Although crime in general has been falling, the District's child homicide rate already is higher than last year's number, with 13 children killed so far. Most of those deaths were from guns.
Police are investigating an apparent drive-by shooting Monday night in Northeast that left 8-year-old Chelsea Cromartie dead from a stray bullet.
The police department is reviewing a potential contract with Planning Systems Inc., a Reston information-technology company, to put up gunshot detectors in Washington's high-crime spots, said Metropolitan Police Spokeswoman Rai Howell.
The device, known as "Secures," acts as a radio transmitter, picking out gunshots from other noises and relaying the coordinates of gunfire to a local command center.

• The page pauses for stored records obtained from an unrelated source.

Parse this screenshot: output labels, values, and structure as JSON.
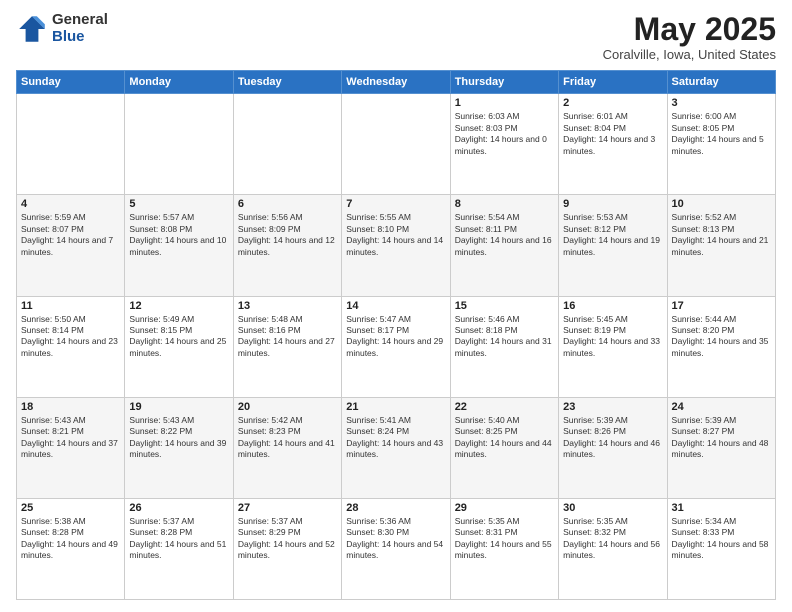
{
  "logo": {
    "general": "General",
    "blue": "Blue"
  },
  "title": {
    "month": "May 2025",
    "location": "Coralville, Iowa, United States"
  },
  "weekdays": [
    "Sunday",
    "Monday",
    "Tuesday",
    "Wednesday",
    "Thursday",
    "Friday",
    "Saturday"
  ],
  "weeks": [
    [
      {
        "day": "",
        "sunrise": "",
        "sunset": "",
        "daylight": ""
      },
      {
        "day": "",
        "sunrise": "",
        "sunset": "",
        "daylight": ""
      },
      {
        "day": "",
        "sunrise": "",
        "sunset": "",
        "daylight": ""
      },
      {
        "day": "",
        "sunrise": "",
        "sunset": "",
        "daylight": ""
      },
      {
        "day": "1",
        "sunrise": "Sunrise: 6:03 AM",
        "sunset": "Sunset: 8:03 PM",
        "daylight": "Daylight: 14 hours and 0 minutes."
      },
      {
        "day": "2",
        "sunrise": "Sunrise: 6:01 AM",
        "sunset": "Sunset: 8:04 PM",
        "daylight": "Daylight: 14 hours and 3 minutes."
      },
      {
        "day": "3",
        "sunrise": "Sunrise: 6:00 AM",
        "sunset": "Sunset: 8:05 PM",
        "daylight": "Daylight: 14 hours and 5 minutes."
      }
    ],
    [
      {
        "day": "4",
        "sunrise": "Sunrise: 5:59 AM",
        "sunset": "Sunset: 8:07 PM",
        "daylight": "Daylight: 14 hours and 7 minutes."
      },
      {
        "day": "5",
        "sunrise": "Sunrise: 5:57 AM",
        "sunset": "Sunset: 8:08 PM",
        "daylight": "Daylight: 14 hours and 10 minutes."
      },
      {
        "day": "6",
        "sunrise": "Sunrise: 5:56 AM",
        "sunset": "Sunset: 8:09 PM",
        "daylight": "Daylight: 14 hours and 12 minutes."
      },
      {
        "day": "7",
        "sunrise": "Sunrise: 5:55 AM",
        "sunset": "Sunset: 8:10 PM",
        "daylight": "Daylight: 14 hours and 14 minutes."
      },
      {
        "day": "8",
        "sunrise": "Sunrise: 5:54 AM",
        "sunset": "Sunset: 8:11 PM",
        "daylight": "Daylight: 14 hours and 16 minutes."
      },
      {
        "day": "9",
        "sunrise": "Sunrise: 5:53 AM",
        "sunset": "Sunset: 8:12 PM",
        "daylight": "Daylight: 14 hours and 19 minutes."
      },
      {
        "day": "10",
        "sunrise": "Sunrise: 5:52 AM",
        "sunset": "Sunset: 8:13 PM",
        "daylight": "Daylight: 14 hours and 21 minutes."
      }
    ],
    [
      {
        "day": "11",
        "sunrise": "Sunrise: 5:50 AM",
        "sunset": "Sunset: 8:14 PM",
        "daylight": "Daylight: 14 hours and 23 minutes."
      },
      {
        "day": "12",
        "sunrise": "Sunrise: 5:49 AM",
        "sunset": "Sunset: 8:15 PM",
        "daylight": "Daylight: 14 hours and 25 minutes."
      },
      {
        "day": "13",
        "sunrise": "Sunrise: 5:48 AM",
        "sunset": "Sunset: 8:16 PM",
        "daylight": "Daylight: 14 hours and 27 minutes."
      },
      {
        "day": "14",
        "sunrise": "Sunrise: 5:47 AM",
        "sunset": "Sunset: 8:17 PM",
        "daylight": "Daylight: 14 hours and 29 minutes."
      },
      {
        "day": "15",
        "sunrise": "Sunrise: 5:46 AM",
        "sunset": "Sunset: 8:18 PM",
        "daylight": "Daylight: 14 hours and 31 minutes."
      },
      {
        "day": "16",
        "sunrise": "Sunrise: 5:45 AM",
        "sunset": "Sunset: 8:19 PM",
        "daylight": "Daylight: 14 hours and 33 minutes."
      },
      {
        "day": "17",
        "sunrise": "Sunrise: 5:44 AM",
        "sunset": "Sunset: 8:20 PM",
        "daylight": "Daylight: 14 hours and 35 minutes."
      }
    ],
    [
      {
        "day": "18",
        "sunrise": "Sunrise: 5:43 AM",
        "sunset": "Sunset: 8:21 PM",
        "daylight": "Daylight: 14 hours and 37 minutes."
      },
      {
        "day": "19",
        "sunrise": "Sunrise: 5:43 AM",
        "sunset": "Sunset: 8:22 PM",
        "daylight": "Daylight: 14 hours and 39 minutes."
      },
      {
        "day": "20",
        "sunrise": "Sunrise: 5:42 AM",
        "sunset": "Sunset: 8:23 PM",
        "daylight": "Daylight: 14 hours and 41 minutes."
      },
      {
        "day": "21",
        "sunrise": "Sunrise: 5:41 AM",
        "sunset": "Sunset: 8:24 PM",
        "daylight": "Daylight: 14 hours and 43 minutes."
      },
      {
        "day": "22",
        "sunrise": "Sunrise: 5:40 AM",
        "sunset": "Sunset: 8:25 PM",
        "daylight": "Daylight: 14 hours and 44 minutes."
      },
      {
        "day": "23",
        "sunrise": "Sunrise: 5:39 AM",
        "sunset": "Sunset: 8:26 PM",
        "daylight": "Daylight: 14 hours and 46 minutes."
      },
      {
        "day": "24",
        "sunrise": "Sunrise: 5:39 AM",
        "sunset": "Sunset: 8:27 PM",
        "daylight": "Daylight: 14 hours and 48 minutes."
      }
    ],
    [
      {
        "day": "25",
        "sunrise": "Sunrise: 5:38 AM",
        "sunset": "Sunset: 8:28 PM",
        "daylight": "Daylight: 14 hours and 49 minutes."
      },
      {
        "day": "26",
        "sunrise": "Sunrise: 5:37 AM",
        "sunset": "Sunset: 8:28 PM",
        "daylight": "Daylight: 14 hours and 51 minutes."
      },
      {
        "day": "27",
        "sunrise": "Sunrise: 5:37 AM",
        "sunset": "Sunset: 8:29 PM",
        "daylight": "Daylight: 14 hours and 52 minutes."
      },
      {
        "day": "28",
        "sunrise": "Sunrise: 5:36 AM",
        "sunset": "Sunset: 8:30 PM",
        "daylight": "Daylight: 14 hours and 54 minutes."
      },
      {
        "day": "29",
        "sunrise": "Sunrise: 5:35 AM",
        "sunset": "Sunset: 8:31 PM",
        "daylight": "Daylight: 14 hours and 55 minutes."
      },
      {
        "day": "30",
        "sunrise": "Sunrise: 5:35 AM",
        "sunset": "Sunset: 8:32 PM",
        "daylight": "Daylight: 14 hours and 56 minutes."
      },
      {
        "day": "31",
        "sunrise": "Sunrise: 5:34 AM",
        "sunset": "Sunset: 8:33 PM",
        "daylight": "Daylight: 14 hours and 58 minutes."
      }
    ]
  ]
}
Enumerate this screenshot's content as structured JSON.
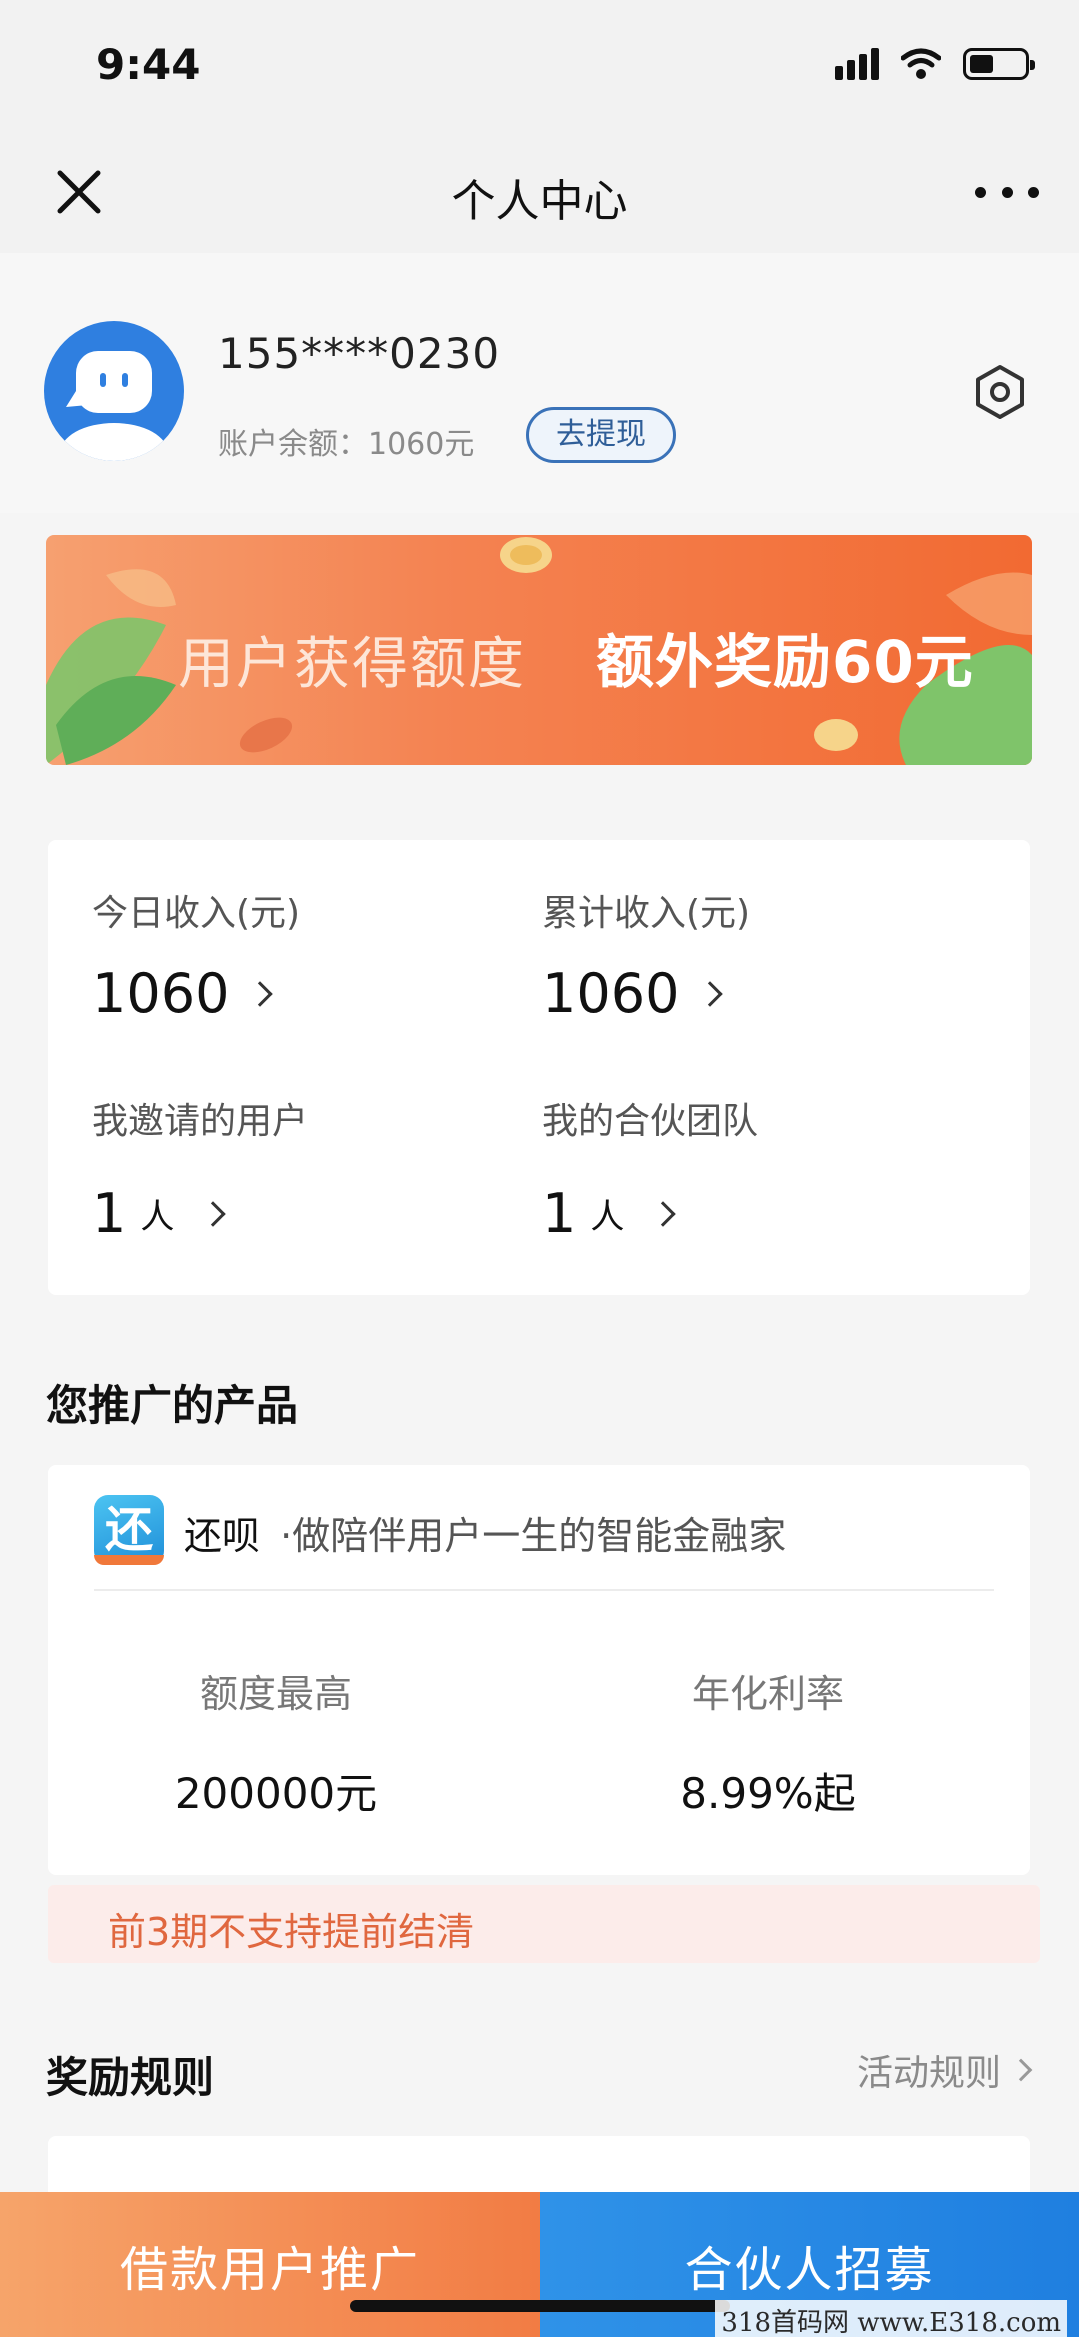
{
  "status_bar": {
    "time": "9:44"
  },
  "nav": {
    "title": "个人中心"
  },
  "profile": {
    "phone": "155****0230",
    "balance_label": "账户余额：",
    "balance_value": "1060元",
    "withdraw_label": "去提现"
  },
  "banner": {
    "text_primary": "用户获得额度",
    "text_bonus": "额外奖励60元"
  },
  "stats": {
    "today_income": {
      "label": "今日收入(元)",
      "value": "1060"
    },
    "total_income": {
      "label": "累计收入(元)",
      "value": "1060"
    },
    "invited_users": {
      "label": "我邀请的用户",
      "value": "1",
      "unit": "人"
    },
    "partner_team": {
      "label": "我的合伙团队",
      "value": "1",
      "unit": "人"
    }
  },
  "promoted_section": {
    "title": "您推广的产品"
  },
  "product": {
    "logo_char": "还",
    "name": "还呗",
    "slogan": "·做陪伴用户一生的智能金融家",
    "metrics": [
      {
        "label": "额度最高",
        "value": "200000元"
      },
      {
        "label": "年化利率",
        "value": "8.99%起"
      }
    ],
    "notice": "前3期不支持提前结清"
  },
  "rules_section": {
    "title": "奖励规则",
    "link_label": "活动规则"
  },
  "bottom_bar": {
    "left_label": "借款用户推广",
    "right_label": "合伙人招募"
  },
  "watermark": "318首码网 www.E318.com",
  "colors": {
    "primary_blue": "#1f7fe0",
    "accent_orange": "#f27c44",
    "notice_red": "#e0673f"
  }
}
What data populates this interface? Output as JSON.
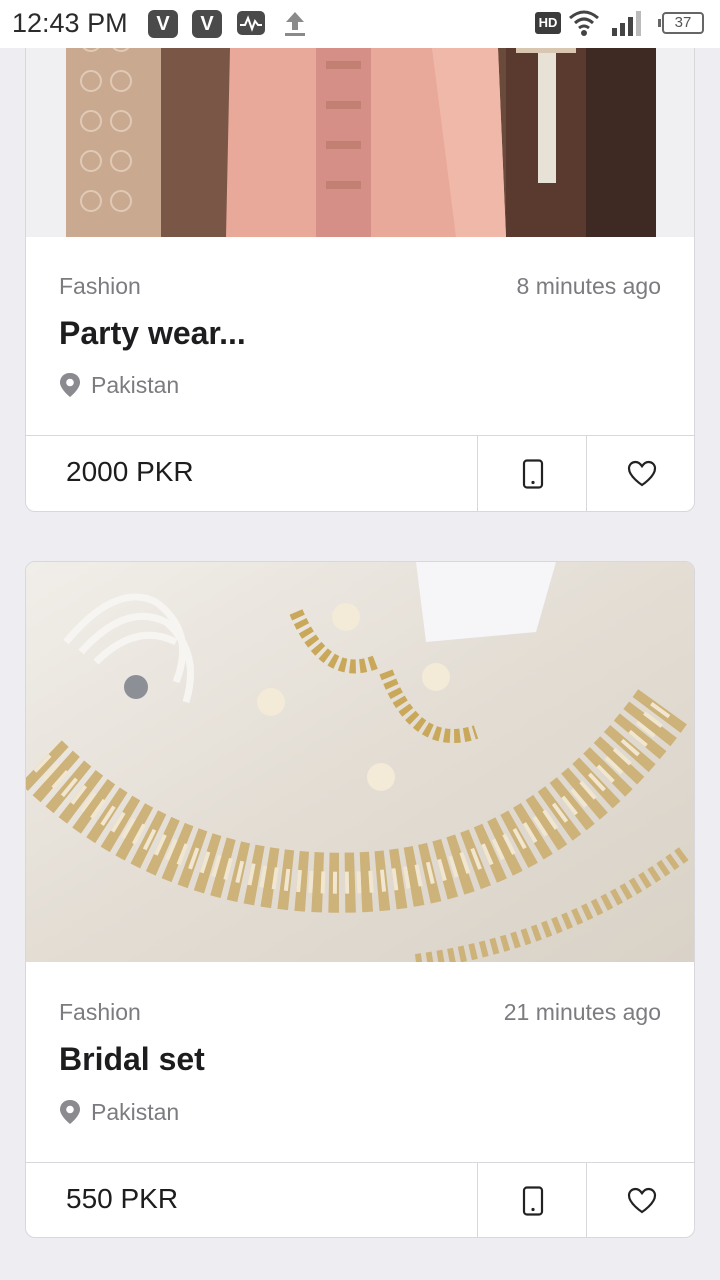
{
  "status_bar": {
    "time": "12:43 PM",
    "app1": "V",
    "app2": "V",
    "network_badge": "HD",
    "battery": "37"
  },
  "listings": [
    {
      "category": "Fashion",
      "time_ago": "8 minutes ago",
      "title": "Party wear...",
      "location": "Pakistan",
      "price": "2000 PKR"
    },
    {
      "category": "Fashion",
      "time_ago": "21 minutes ago",
      "title": "Bridal set",
      "location": "Pakistan",
      "price": "550 PKR"
    }
  ],
  "colors": {
    "background": "#eeeef2",
    "card": "#ffffff",
    "muted_text": "#7b7b80",
    "title_text": "#1d1d1f"
  }
}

The devices are inside small, gray boxes that are wireless and can be placed on light posts, traffic signals, buildings and other locations on a city block, said Alan Friedman, Planning Systems' president and chief executive officer.
The boxes generally are placed a few hundred yards apart and pinpoint a gunshot for the police within 10 feet of the occurrence, Mr. Friedman said.
They have been fine-tuned to discriminate a gunshot, which tends to have a high frequency, from other noises such as a car backfiring or firecrackers.
Once a gunshot is determined by multiple machines that are placed throughout city blocks, the machines send back to a central computer unit the coordinates and times of when the shot occurred.
The D.C. police department still must get approval from Police Chief Charles H. Ramsey and the D.C. City Council before going forward with the project, Ms. Howell said.